Conclusion : problème résolu ! --> le *CoreStorage* est désormais repartitionnable et tu peux créer une partition *BOOTCAMP* avec l'Assistant BootCamp si tu veux... Tu dois avoir dans les *110 Go* + *75 Go* = *185 Go* d'espace vacant.


----------



## Oberjin (29 Décembre 2018)

Oh super ! Je vais essayer ça maintenant je vous tiens au courant de la suite ! 
En tout cas, merci infiniment pour votre aide !


----------



## Locke (29 Décembre 2018)

Donc tu as un MBP de 2015 qui ne pose aucun problème pour installer Windows 10, mais...


Oberjin a dit:


> Pour la partition que j'essaye d'effectuer en ce moment, je réserve encore une fois 90 Gb, et j'ai télécharger un fichier iso Win10_1709_Frenchx64.iso


...je te conseille de faire un nouveau téléchargement ici... https://www.microsoft.com/fr-fr/software-download/windows10ISO ...en sélectionnant la version 64 bits et le fichier du mois d'avril 2018 qui a pour nom exact *Win10_1803_French_x64.iso*. Ne pas utiliser la version 1809 qui pose encore problème avec iCloud que Microsoft n'a pas encore corrigé sauf Apple via un correctif...
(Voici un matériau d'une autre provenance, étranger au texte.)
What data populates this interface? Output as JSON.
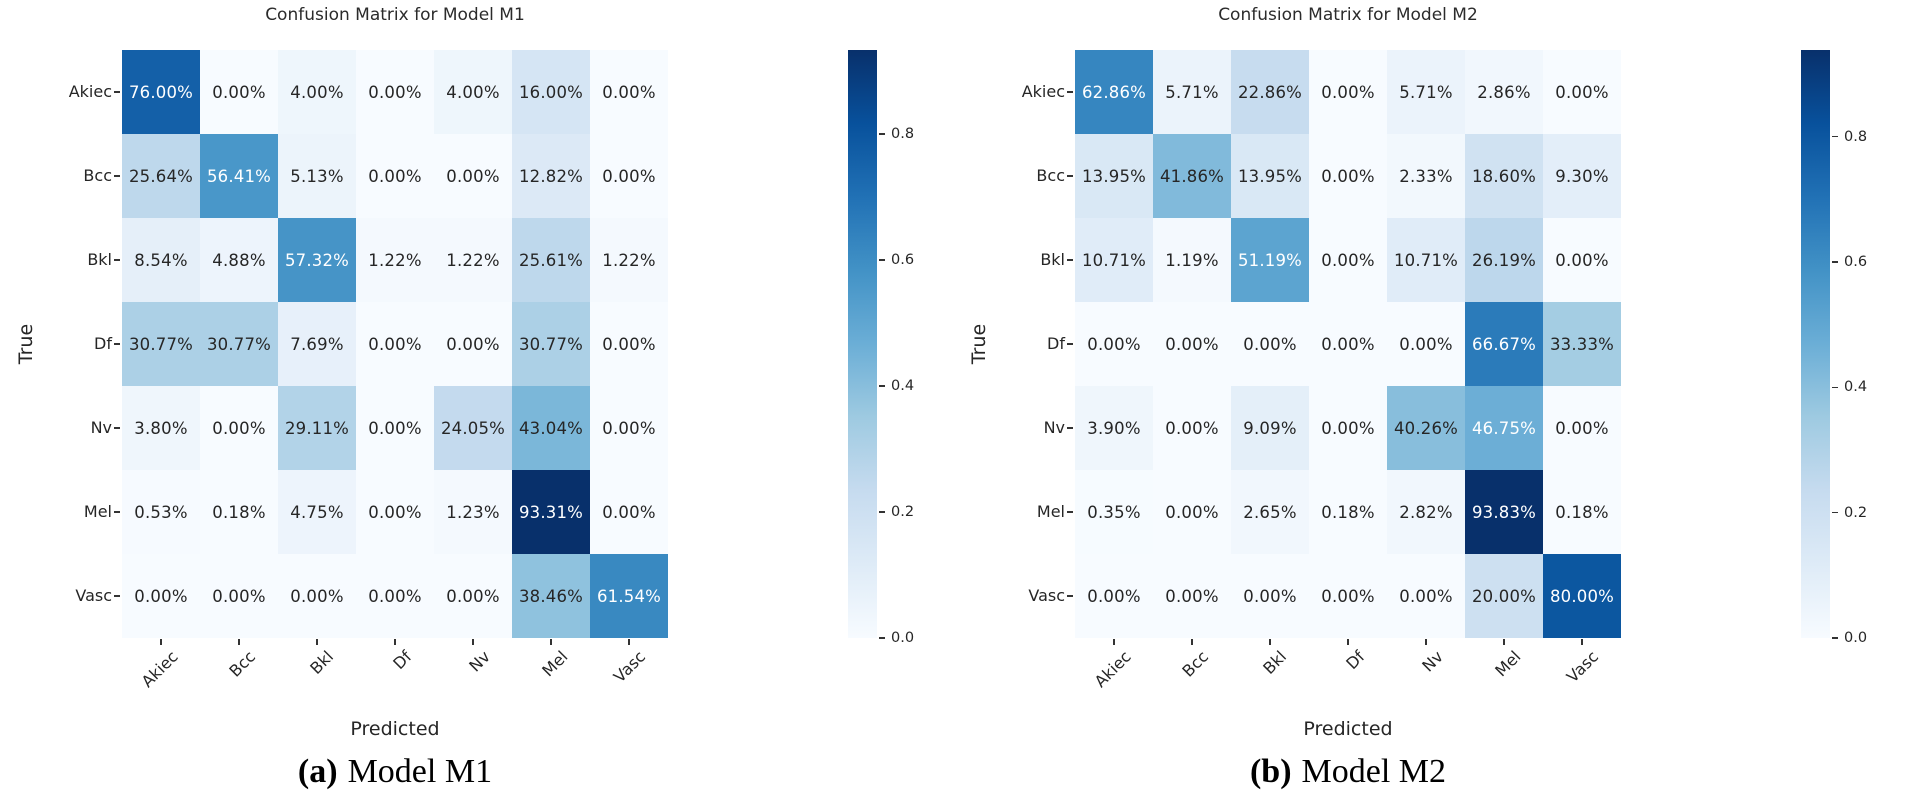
{
  "colors": {
    "annot_dark": "#262626",
    "annot_light": "#ffffff",
    "cmap_low": "#f7fbff",
    "cmap_high": "#08306b",
    "tick_color": "#333333"
  },
  "chart_data": [
    {
      "type": "heatmap",
      "title": "Confusion Matrix for Model M1",
      "xlabel": "Predicted",
      "ylabel": "True",
      "categories": [
        "Akiec",
        "Bcc",
        "Bkl",
        "Df",
        "Nv",
        "Mel",
        "Vasc"
      ],
      "matrix_percent": [
        [
          76.0,
          0.0,
          4.0,
          0.0,
          4.0,
          16.0,
          0.0
        ],
        [
          25.64,
          56.41,
          5.13,
          0.0,
          0.0,
          12.82,
          0.0
        ],
        [
          8.54,
          4.88,
          57.32,
          1.22,
          1.22,
          25.61,
          1.22
        ],
        [
          30.77,
          30.77,
          7.69,
          0.0,
          0.0,
          30.77,
          0.0
        ],
        [
          3.8,
          0.0,
          29.11,
          0.0,
          24.05,
          43.04,
          0.0
        ],
        [
          0.53,
          0.18,
          4.75,
          0.0,
          1.23,
          93.31,
          0.0
        ],
        [
          0.0,
          0.0,
          0.0,
          0.0,
          0.0,
          38.46,
          61.54
        ]
      ],
      "colormap": "Blues",
      "vmin": 0.0,
      "vmax": 0.9331,
      "colorbar_ticks": [
        0.0,
        0.2,
        0.4,
        0.6,
        0.8
      ],
      "legend_position": "right-colorbar",
      "grid": false,
      "caption": {
        "index": "(a)",
        "text": "Model M1"
      }
    },
    {
      "type": "heatmap",
      "title": "Confusion Matrix for Model M2",
      "xlabel": "Predicted",
      "ylabel": "True",
      "categories": [
        "Akiec",
        "Bcc",
        "Bkl",
        "Df",
        "Nv",
        "Mel",
        "Vasc"
      ],
      "matrix_percent": [
        [
          62.86,
          5.71,
          22.86,
          0.0,
          5.71,
          2.86,
          0.0
        ],
        [
          13.95,
          41.86,
          13.95,
          0.0,
          2.33,
          18.6,
          9.3
        ],
        [
          10.71,
          1.19,
          51.19,
          0.0,
          10.71,
          26.19,
          0.0
        ],
        [
          0.0,
          0.0,
          0.0,
          0.0,
          0.0,
          66.67,
          33.33
        ],
        [
          3.9,
          0.0,
          9.09,
          0.0,
          40.26,
          46.75,
          0.0
        ],
        [
          0.35,
          0.0,
          2.65,
          0.18,
          2.82,
          93.83,
          0.18
        ],
        [
          0.0,
          0.0,
          0.0,
          0.0,
          0.0,
          20.0,
          80.0
        ]
      ],
      "colormap": "Blues",
      "vmin": 0.0,
      "vmax": 0.9383,
      "colorbar_ticks": [
        0.0,
        0.2,
        0.4,
        0.6,
        0.8
      ],
      "legend_position": "right-colorbar",
      "grid": false,
      "caption": {
        "index": "(b)",
        "text": "Model M2"
      }
    }
  ]
}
...et 90 Go ne posera aucun souci.

*Edit :* pour information pour augmenter/diminuer une partition Windows, ne jamais utiliser Utilitaire de disque sous peine de te retrouver dans le même cas de figure. Le seul logiciel fonctionnant uniquement que sous macOS est *Camptune*, il n'est pas gratuit, mais il fera le redimensionnement sans aucune erreur.


----------



## Oberjin (29 Décembre 2018)

Y a t-il besoin d'une clé d'activation ? J'aimerai éviter de payer une clef pour l'utilisation d'un seul logiciel ...


----------



## Locke (29 Décembre 2018)

Oberjin a dit:


> Y a t-il besoin d'une clé d'activation ? J'aimerai éviter de payer une clef pour l'utilisation d'un seul logiciel ...
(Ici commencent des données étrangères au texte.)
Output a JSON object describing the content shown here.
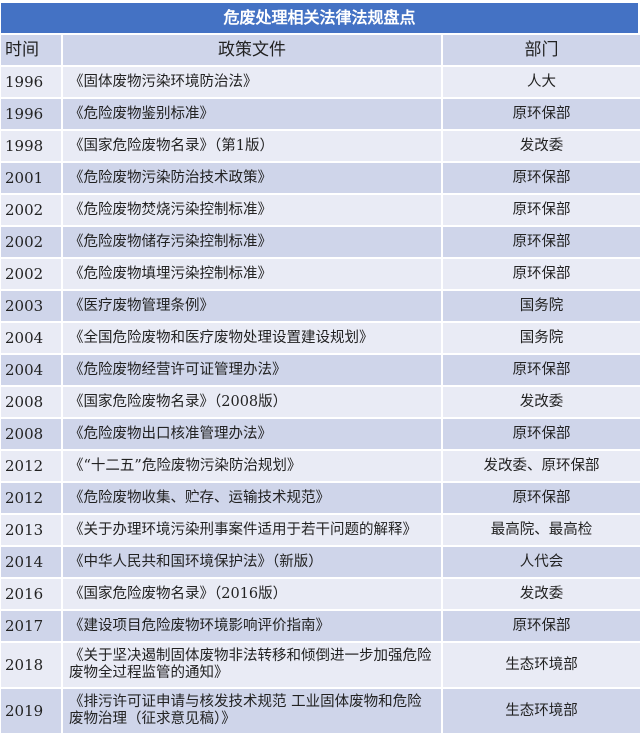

Que ce soit une installation dans une machine virtuelle ou une installation via Assistant Boot Camp dans une partition dédiée, on peut lors de l'installation se passer du n° de licence. Par la suite sans activation, Windows passera très rapidement en version limitée sans possibilité de faire les mises à jour et sans avoir accès aux paramètres de réglages.


----------